Kang Hyo Jin, Kim Hee Jeong, Kim Sang Keun, Barouki Robert, Cho Chi-Heum, Khanna Kum Kum, Rosen Eliot M, Bae Insoo
Department of Oncology, Lombardi Comprehensive Cancer Center, Georgetown University, 3970 Reservoir Road NW, Washington, DC 20057, USA.
J Biol Chem. 2006 May 26;281(21):14654-62. doi: 10.1074/jbc.M601613200. Epub 2006 Mar 27.
Previously, we have reported that BRCA1 regulates the expression of various classes of genes, including genes involved in xenobiotic stress responses (Bae, I., Fan, S., Meng, Q., Rih, J. K., Kim, H. J., Kang, H. J., Xu, J., Goldberg, I. D., Jaiswal, A. K., and Rosen, E. M. (2004) Cancer Res. 64, 7893-7909). In the present study, we have investigated the effects of BRCA1 on xenobiotic stress-inducible gene expression. In response to aryl hydrocarbon receptor (AhR) ligands, cytoplasmic AhR becomes activated and then translocates to the nucleus where it forms a complex with the aryl hydrocarbon receptor nuclear translocator (ARNT). Subsequently, the AhR.ARNT complex binds to the enhancer or promoter of genes containing a xenobiotic stress-responsive element and regulates the expression of multiple target genes including cytochrome P450 subfamily polypeptide 1 (CYP1A1). In this study, we have found that endogenous and overexpressed exogenous wild-type BRCA1 affect xenobiotic stress-induced CYP1A1 gene expression. Using a standard chromatin immunoprecipitation assay, we have demonstrated that BRCA1 is recruited to the promoter regions of CYP1A1 and CYP1B1 along with ARNT and/or AhR following xenobiotic exposure. Our findings suggest that BRCA1 may be physiologically important for mounting a normal response to xenobiotic insults and that it may function as a coactivator for ARNT activity. Using immunoprecipitation, Western blotting, and glutathione S-transferase capture assays, a xenobiotic-independent interaction between BRCA1 and ARNT has been identified, although it is not yet known whether this is a direct or indirect interaction. We have also found that the inducibility of CYP1A1 and CYP1B1 transcripts following xenobiotic stress was significantly attenuated in BRCA1 knockdown cells. This reduced inducibility is associated with an altered stability of ARNT and was almost completely reversed in cells transfected with an ARNT expression vector. Finally, we have found that xenobiotic (TCDD) treatments of breast cancer cells containing reduced levels of BRCA1 cause the transcription factor ARNT to become unstable.

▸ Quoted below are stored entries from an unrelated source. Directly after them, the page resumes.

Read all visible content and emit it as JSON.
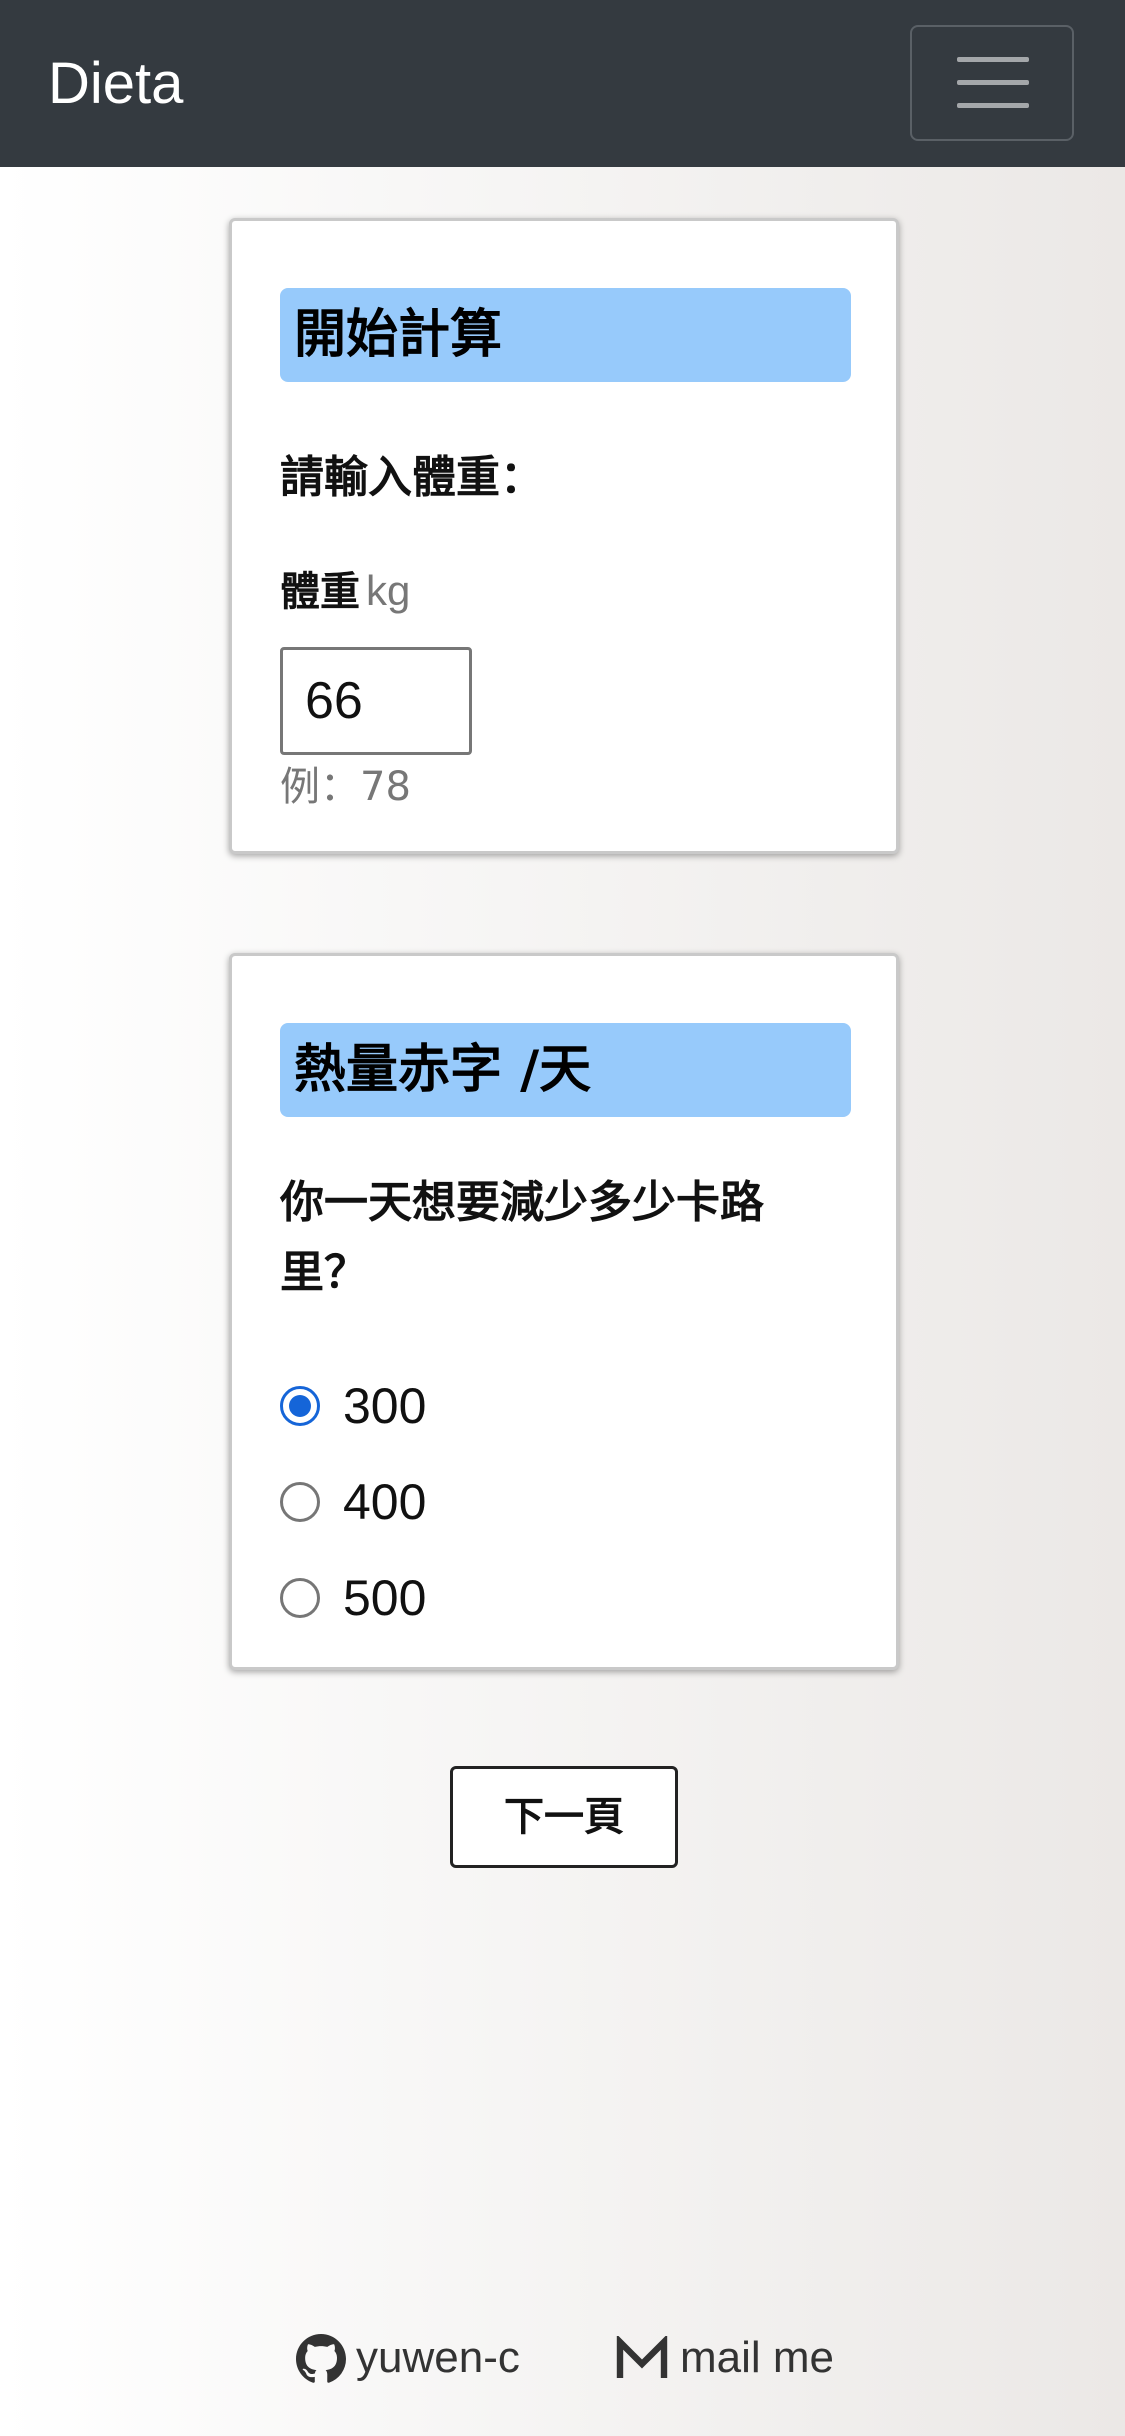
{
  "navbar": {
    "brand": "Dieta",
    "menu_icon": "hamburger-menu-icon"
  },
  "weight_card": {
    "title": "開始計算",
    "prompt": "請輸入體重：",
    "field_label": "體重",
    "unit": "kg",
    "value": "66",
    "hint": "例：78"
  },
  "deficit_card": {
    "title": "熱量赤字 /天",
    "prompt": "你一天想要減少多少卡路里？",
    "options": [
      {
        "label": "300",
        "selected": true
      },
      {
        "label": "400",
        "selected": false
      },
      {
        "label": "500",
        "selected": false
      }
    ]
  },
  "next_button": {
    "label": "下一頁"
  },
  "footer": {
    "github": {
      "label": "yuwen-c",
      "icon": "github-icon"
    },
    "mail": {
      "label": "mail me",
      "icon": "mail-icon"
    }
  },
  "colors": {
    "navbar_bg": "#343a40",
    "title_highlight": "#97cafb",
    "radio_accent": "#1565d8"
  }
}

此前,我们曾报道BRCA1可调节各类基因的表达,包括参与外源性应激反应的基因(裴,I.,范,S.,孟,Q.,里,J. K.,金,H. J.,康,H. J.,徐,J.,戈德堡,I. D.,贾斯瓦尔,A. K.,以及罗森,E. M.(2004年)《癌症研究》64卷,7893 - 7909页)。在本研究中,我们探究了BRCA1对外源性应激诱导基因表达的影响。响应芳烃受体(AhR)配体时,胞质AhR被激活,然后转位至细胞核,在细胞核中它与芳烃受体核转运体(ARNT)形成复合物。随后,AhR-ARNT复合物结合至含有外源性应激反应元件的基因的增强子或启动子,并调节包括细胞色素P450亚家族多肽1(CYP1A1)在内的多个靶基因的表达。在本研究中,我们发现内源性和过表达的外源性野生型BRCA1会影响外源性应激诱导的CYP1A1基因表达。使用标准的染色质免疫沉淀分析,我们证明在接触外源性物质后,BRCA1会与ARNT和/或AhR一起被募集至CYP1A1和CYP1B1的启动子区域。我们的研究结果表明,BRCA1对外源性损伤产生正常反应可能具有重要的生理意义,并且它可能作为ARNT活性的共激活因子发挥作用。通过免疫沉淀、蛋白质印迹和谷胱甘肽S-转移酶捕获分析,已鉴定出BRCA1与ARNT之间存在一种不依赖外源性物质的相互作用,尽管尚不清楚这是直接相互作用还是间接相互作用。我们还发现,在BRCA1敲低的细胞中,外源性应激后CYP1A1和CYP1B1转录本的诱导性显著减弱。这种诱导性降低与ARNT稳定性的改变有关,并且在用ARNT表达载体转染的细胞中几乎完全逆转。最后,我们发现,用外源性物质(TCDD)处理BRCA1水平降低的乳腺癌细胞会导致转录因子ARNT变得不稳定。